Serhii Malamura woke up on Feb. 24, 2022, to the sound of explosions. Russia's invasion of Ukraine had begun.
Not knowing when — or where — another blast might arrive, the family went to their basement, where they ended up staying about a month.
"The biggest issue was not having enough food," said Malamura, who spoke to CBC News with the help of a translator. He said they managed to survive off a store of potatoes and preserves, with little to do but sit and wait in fear for the next strike.
"It got really hard," he said, especially for his young children, including a then-two-month-old baby.
Amid the fear and uncertainty of the war, Malamura said his family saw their first glimmer of hope when they learned about the Canada-Ukraine Authorization for Emergency Travel (CUAET) program, a temporary resettlement initiative for Ukrainians fleeing the war with Russia.
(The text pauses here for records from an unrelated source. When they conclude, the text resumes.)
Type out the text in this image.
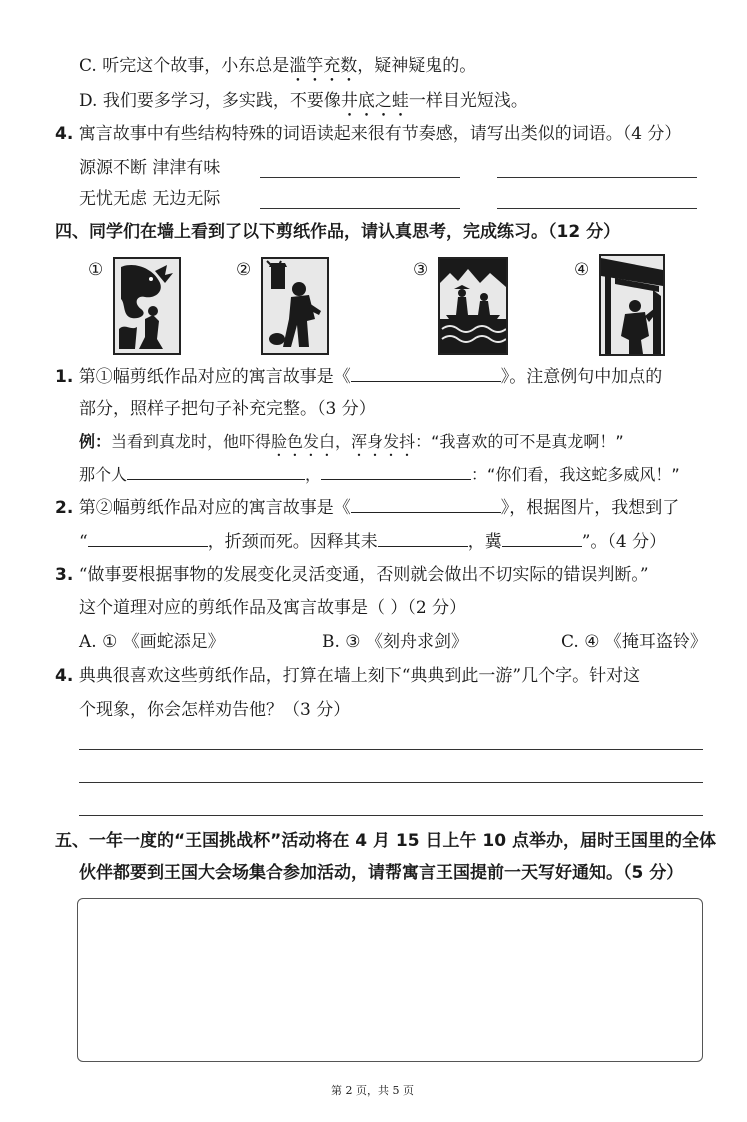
C. 听完这个故事，小东总是滥竽充数，疑神疑鬼的。
D. 我们要多学习，多实践，不要像井底之蛙一样目光短浅。
4. 寓言故事中有些结构特殊的词语读起来很有节奏感，请写出类似的词语。（4 分）
源源不断 津津有味
无忧无虑 无边无际
四、同学们在墙上看到了以下剪纸作品，请认真思考，完成练习。（12 分）
①	②	③	④
1. 第①幅剪纸作品对应的寓言故事是《	》。注意例句中加点的
部分，照样子把句子补充完整。（3 分）
例：当看到真龙时，他吓得脸色发白，浑身发抖：“我喜欢的可不是真龙啊！”
那个人	，	：“你们看，我这蛇多威风！”
2. 第②幅剪纸作品对应的寓言故事是《	》，根据图片，我想到了
“	，折颈而死。因释其耒	，冀	”。（4 分）
3. “做事要根据事物的发展变化灵活变通，否则就会做出不切实际的错误判断。”
这个道理对应的剪纸作品及寓言故事是（ ）（2 分）
A. ① 《画蛇添足》	B. ③ 《刻舟求剑》	C. ④ 《掩耳盗铃》
4. 典典很喜欢这些剪纸作品，打算在墙上刻下“典典到此一游”几个字。针对这
个现象，你会怎样劝告他？（3 分）
五、一年一度的“王国挑战杯”活动将在 4 月 15 日上午 10 点举办，届时王国里的全体
伙伴都要到王国大会场集合参加活动，请帮寓言王国提前一天写好通知。（5 分）
第 2 页，共 5 页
It took nearly an entire year for the family to get visas and passports (a complicated process given the closure of embassies in Ukraine) and to make the long journey from Ukraine to Poland, to Vienna, to Canada with the help of a not-for-profit.
They arrived just a few weeks ago in Canmore, where they now live with a local host family.
"We're very grateful," said Malamura, who is from Skybyn, Ukraine, about 30 kilometres from the centre of Kyiv.
"[We] were never able to imagine they'd be able to wind up in such a wonderful place like Canmore."
Malamura's family is part of a small but growing community of newly arrived Ukrainians living in Canmore, Banff, Lake Louise and Kananaskis.
There are now about 160 living there, according to Settlement Services in the Bow Valley. Some have chosen the region because of a connection to a local friend or family member; others have been attracted by a job in the hospitality sector.
It's a transition that can be full of highs and lows. There is relief at being in Canada mixed with fear and worry for loved ones back home; wonder at the region's natural beauty, combined with the challenges of adjusting to a new culture (not to mention, the region's ongoing housing and affordability crisis.)
"Everyone who I've been talking to, they're just saying how welcoming the Canmore community is and how beautiful the surroundings are," said Liza Kanischeva, a local volunteer who organizes fundraisers and events for the local Ukrainian community.
At the same time, she said, "everyone is struggling in their own way and fighting their own war."
'We were lucky'
Elizabeth Mokra describes the early part of 2022 as a "perfect time" in her life. She was working and attending university in Kyiv; travelling, volunteering and going to parties during her time off.
"We didn't really worry about our future," she said.
By February 2022, it was clear that tensions were escalating.
Mokra, whose family had to leave Donetsk in 2014 when Russia annexed Crimea, didn't want to believe it could happen again. Still, her husband convinced her to take a trip to the western part of Ukraine — just in case.
Like Malamura and his family, they awoke Feb. 22 to the sound of explosions. They soon joined the groups of people crossing the border into Poland.
"We were just [standing] on the road in Poland, we didn't know where to go next," said Mokra.
With the help of friendly strangers in Poland, they first traveled to Germany, then on to Canada after hearing about CUAET program. Mokra's husband, Charles Hung, had previously worked as a tour guide and travel agent and was familiar with Banff as a tourist town.
After briefly living with a host family in Calgary, they arrived in town last spring.
While relieved to be here, they admit the first few months were a challenge. Both Mokra and Hung had studied English but found speaking it in day-to-day conversation was more difficult.
There are also quirks about Canada that required adjustment, such as the tax system and the unusual amount of scam calls.
"It's still quite challenging, but it's much better than beginning," she said.
Thinking of home
Both Malamura and Mokra note that being in Canada can be bittersweet, as their thoughts remain with their home country.
Mokra messages back and forth with the mother of a friend who was killed after joining the Ukrainian army. Malamura still gets air raid notifications on his phone.
"Our scars remain," he said in a statement written with the help of a translator. "Our middle boy saw a low flying plane the other day, and thinking it was a rocket, he was preparing to hide."
For now, they're making plans for the future. Malamura's children are enrolled in school; he's taken a job and is starting English lessons.
Mokra has a job she enjoys at a crystal shop in Banff. She hopes to apply for permanent residency and study law, ultimately working to help newcomers like her.
"We are trying really hard. We are trying to make our life better and to blend in and feel like [we've built] a new home here," she said.